Key principles of effective prompting

  • Clarity and specificity – Just like giving instructions to a human assistant, clarity and specificity are crucial for Opal Chat. Avoid vague or ambiguous language. The more precise you are with your request, the more accurate and relevant Optimizely Opal's response is.
    • Instead of – Tell me about marketing.
    • Try – Generate a list of content marketing strategies for e-commerce businesses targeting Gen Z.
  • Context and background – Provide relevant context and background information to help Optimizely Opal understand your request better. This can include details about your target audience, campaign objectives, brand guidelines, or specific Optimizely functionalities you want to utilize.

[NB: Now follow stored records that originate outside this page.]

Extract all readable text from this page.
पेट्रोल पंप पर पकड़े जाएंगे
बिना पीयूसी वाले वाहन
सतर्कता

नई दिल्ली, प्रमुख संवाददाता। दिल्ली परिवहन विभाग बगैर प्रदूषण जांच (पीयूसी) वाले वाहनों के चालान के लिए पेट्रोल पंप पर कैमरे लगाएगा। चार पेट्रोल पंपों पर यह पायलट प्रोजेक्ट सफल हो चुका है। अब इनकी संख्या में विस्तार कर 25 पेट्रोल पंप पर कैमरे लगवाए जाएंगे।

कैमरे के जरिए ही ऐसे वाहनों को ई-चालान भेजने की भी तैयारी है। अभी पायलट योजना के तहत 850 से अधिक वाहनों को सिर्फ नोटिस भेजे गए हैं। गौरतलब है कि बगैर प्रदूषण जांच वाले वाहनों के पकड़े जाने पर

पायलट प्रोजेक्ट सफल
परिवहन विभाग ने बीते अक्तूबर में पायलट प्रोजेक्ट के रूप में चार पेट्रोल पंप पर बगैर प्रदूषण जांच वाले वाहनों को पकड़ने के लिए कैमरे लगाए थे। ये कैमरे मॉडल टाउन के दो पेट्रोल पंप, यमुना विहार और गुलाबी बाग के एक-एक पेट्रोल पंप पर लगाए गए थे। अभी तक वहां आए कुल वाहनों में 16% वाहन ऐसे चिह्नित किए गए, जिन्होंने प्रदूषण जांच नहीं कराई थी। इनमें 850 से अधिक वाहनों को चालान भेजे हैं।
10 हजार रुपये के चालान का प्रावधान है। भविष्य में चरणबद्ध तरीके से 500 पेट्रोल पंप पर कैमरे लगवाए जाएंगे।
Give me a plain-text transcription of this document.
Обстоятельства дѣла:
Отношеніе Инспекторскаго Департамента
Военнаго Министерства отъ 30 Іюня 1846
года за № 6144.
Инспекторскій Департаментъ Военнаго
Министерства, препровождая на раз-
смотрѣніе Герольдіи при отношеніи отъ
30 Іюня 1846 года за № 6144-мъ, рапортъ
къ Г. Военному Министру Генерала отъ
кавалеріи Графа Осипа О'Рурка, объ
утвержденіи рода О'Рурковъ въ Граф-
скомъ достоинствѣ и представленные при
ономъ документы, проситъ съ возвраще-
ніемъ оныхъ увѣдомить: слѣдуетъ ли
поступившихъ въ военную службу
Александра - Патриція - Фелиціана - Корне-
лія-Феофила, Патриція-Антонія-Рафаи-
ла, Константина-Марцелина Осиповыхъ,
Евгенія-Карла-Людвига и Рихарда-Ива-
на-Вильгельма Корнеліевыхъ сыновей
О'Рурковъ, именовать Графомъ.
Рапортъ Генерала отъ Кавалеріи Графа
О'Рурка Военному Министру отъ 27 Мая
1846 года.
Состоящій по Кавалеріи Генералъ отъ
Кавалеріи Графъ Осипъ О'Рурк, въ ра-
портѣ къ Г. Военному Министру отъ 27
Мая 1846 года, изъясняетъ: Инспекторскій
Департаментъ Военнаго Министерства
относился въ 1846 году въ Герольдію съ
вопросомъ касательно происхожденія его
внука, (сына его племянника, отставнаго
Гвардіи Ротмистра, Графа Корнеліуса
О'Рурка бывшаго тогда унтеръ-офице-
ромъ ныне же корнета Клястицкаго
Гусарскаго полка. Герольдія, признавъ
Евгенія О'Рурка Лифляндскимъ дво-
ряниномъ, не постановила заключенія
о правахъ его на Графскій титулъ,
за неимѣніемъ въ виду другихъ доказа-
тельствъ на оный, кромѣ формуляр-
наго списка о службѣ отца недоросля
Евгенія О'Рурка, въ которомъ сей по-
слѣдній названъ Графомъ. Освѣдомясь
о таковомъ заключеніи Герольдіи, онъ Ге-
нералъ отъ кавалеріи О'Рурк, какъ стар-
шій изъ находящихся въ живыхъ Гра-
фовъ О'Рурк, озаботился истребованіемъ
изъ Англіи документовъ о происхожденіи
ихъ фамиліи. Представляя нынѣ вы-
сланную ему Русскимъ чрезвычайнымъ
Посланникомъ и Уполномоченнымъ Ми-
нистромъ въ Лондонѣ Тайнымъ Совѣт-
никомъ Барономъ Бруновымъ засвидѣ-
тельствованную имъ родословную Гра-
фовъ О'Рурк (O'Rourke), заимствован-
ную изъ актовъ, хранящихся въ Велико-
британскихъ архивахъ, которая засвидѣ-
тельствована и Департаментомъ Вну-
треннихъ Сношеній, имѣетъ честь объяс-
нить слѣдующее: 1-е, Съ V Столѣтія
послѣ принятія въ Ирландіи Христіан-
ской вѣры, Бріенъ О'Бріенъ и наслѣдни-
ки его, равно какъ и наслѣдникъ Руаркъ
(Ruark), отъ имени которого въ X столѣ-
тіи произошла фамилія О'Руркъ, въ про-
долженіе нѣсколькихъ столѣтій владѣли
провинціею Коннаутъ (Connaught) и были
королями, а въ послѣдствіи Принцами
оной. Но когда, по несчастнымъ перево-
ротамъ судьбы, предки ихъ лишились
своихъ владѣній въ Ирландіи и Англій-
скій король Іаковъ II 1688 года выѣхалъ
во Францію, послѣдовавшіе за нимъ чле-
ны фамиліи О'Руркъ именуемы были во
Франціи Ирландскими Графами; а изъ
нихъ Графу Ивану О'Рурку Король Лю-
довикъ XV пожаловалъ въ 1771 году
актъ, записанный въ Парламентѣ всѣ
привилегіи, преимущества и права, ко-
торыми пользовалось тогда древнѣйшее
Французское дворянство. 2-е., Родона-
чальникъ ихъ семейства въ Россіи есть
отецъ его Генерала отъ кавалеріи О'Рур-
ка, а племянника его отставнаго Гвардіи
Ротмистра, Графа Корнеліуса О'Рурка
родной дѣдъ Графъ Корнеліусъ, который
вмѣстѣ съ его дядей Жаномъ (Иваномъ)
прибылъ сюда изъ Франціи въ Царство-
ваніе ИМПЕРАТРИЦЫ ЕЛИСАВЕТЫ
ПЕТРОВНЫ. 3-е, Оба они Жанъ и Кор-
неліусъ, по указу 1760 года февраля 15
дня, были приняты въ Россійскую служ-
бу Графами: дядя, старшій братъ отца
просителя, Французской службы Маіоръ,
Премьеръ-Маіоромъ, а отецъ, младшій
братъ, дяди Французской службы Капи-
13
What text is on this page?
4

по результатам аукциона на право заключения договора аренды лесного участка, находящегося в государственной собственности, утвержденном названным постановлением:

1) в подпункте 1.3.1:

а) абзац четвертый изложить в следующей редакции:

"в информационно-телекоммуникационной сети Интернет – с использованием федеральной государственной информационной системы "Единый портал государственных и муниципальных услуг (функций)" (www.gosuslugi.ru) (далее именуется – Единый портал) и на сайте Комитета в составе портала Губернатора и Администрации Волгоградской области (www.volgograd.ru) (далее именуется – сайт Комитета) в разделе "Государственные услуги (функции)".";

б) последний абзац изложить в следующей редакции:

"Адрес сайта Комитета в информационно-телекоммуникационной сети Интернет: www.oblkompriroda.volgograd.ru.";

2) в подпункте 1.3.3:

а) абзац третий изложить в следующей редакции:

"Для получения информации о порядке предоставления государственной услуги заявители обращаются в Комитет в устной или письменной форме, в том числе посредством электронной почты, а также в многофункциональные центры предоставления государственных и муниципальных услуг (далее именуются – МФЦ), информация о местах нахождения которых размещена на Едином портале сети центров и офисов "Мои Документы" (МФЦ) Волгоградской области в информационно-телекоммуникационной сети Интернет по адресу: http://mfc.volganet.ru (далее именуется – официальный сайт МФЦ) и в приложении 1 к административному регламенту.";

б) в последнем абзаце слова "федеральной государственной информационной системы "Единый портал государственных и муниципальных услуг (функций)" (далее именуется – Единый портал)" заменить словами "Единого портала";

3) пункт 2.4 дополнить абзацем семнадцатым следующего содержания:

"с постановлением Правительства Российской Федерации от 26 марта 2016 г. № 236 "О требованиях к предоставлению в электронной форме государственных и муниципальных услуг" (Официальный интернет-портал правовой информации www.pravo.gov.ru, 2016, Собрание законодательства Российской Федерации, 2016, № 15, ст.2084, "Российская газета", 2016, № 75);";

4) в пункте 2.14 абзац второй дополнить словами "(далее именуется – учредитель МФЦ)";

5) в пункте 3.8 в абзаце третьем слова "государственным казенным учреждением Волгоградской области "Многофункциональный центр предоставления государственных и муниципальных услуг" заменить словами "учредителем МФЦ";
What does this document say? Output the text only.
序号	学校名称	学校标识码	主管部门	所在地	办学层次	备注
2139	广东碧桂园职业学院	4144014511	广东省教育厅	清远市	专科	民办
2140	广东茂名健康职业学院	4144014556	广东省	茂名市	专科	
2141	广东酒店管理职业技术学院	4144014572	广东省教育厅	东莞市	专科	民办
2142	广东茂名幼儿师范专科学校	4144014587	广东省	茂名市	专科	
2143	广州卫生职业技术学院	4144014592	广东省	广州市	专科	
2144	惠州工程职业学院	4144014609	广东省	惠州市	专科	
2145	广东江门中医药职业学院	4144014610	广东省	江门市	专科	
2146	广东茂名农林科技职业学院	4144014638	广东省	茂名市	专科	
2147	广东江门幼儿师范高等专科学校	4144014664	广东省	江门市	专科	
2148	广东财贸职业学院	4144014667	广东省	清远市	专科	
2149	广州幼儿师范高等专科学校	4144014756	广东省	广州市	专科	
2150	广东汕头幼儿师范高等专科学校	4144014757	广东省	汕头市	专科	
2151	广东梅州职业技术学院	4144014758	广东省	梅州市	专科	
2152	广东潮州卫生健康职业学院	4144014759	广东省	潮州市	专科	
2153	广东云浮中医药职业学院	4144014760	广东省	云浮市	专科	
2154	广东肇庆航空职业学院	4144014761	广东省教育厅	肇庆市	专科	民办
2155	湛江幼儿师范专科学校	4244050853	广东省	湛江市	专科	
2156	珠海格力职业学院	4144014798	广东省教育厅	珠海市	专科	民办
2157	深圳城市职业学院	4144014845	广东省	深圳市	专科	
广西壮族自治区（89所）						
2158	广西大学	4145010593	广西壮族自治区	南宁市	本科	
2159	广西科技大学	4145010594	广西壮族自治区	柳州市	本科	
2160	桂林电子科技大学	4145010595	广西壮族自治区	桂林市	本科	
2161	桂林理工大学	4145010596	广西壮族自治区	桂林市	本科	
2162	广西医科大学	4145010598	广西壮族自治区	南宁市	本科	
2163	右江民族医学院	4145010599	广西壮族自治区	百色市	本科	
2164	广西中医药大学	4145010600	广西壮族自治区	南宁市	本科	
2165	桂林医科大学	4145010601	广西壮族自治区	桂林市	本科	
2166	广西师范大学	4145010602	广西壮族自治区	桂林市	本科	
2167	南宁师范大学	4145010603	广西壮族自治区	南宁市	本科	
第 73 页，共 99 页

    • Instead of – Create a campaign brief.
    • Try – Create a campaign brief for a new product launch targeting millennials, with a budget of $10,000, focusing on social media channels, and aligning with our brand's sustainability values.
  • Desired output format – Specify the desired format for Optimizely Opal's response, such as a list, a paragraph, a table, or code. This information helps Optimizely Opal structure its output in a manner that is useful to you.
    • Instead of – Analyze our A/B test results.
    • Try – Analyze the A/B test results for the homepage banner, comparing variations A and B, and provide a table summarizing the click-through rate, conversion rate, and statistical significance for each variation.
  • Iterative refinement – Do not expect the perfect response on the first try. Prompt engineering is an iterative process. Start with a general prompt, then refine it based on Optimizely Opal's initial response. Experiment with different phrasings, keywords, and levels of detail to fine-tune the output.
  • Examples and demonstrations – Provide examples or demonstrations of the desired output to improve Optimizely Opal's understanding. You can refer to past campaigns, content pieces, or reports as templates for Optimizely Opal.
    • Instead of – Write a blog post about A/B testing.
    • Try – Write a blog post about A/B testing, similar in style and tone to the example provided in this link: [link to example blog post]. Focus on the benefits of A/B testing for Optimizely Experimentation users.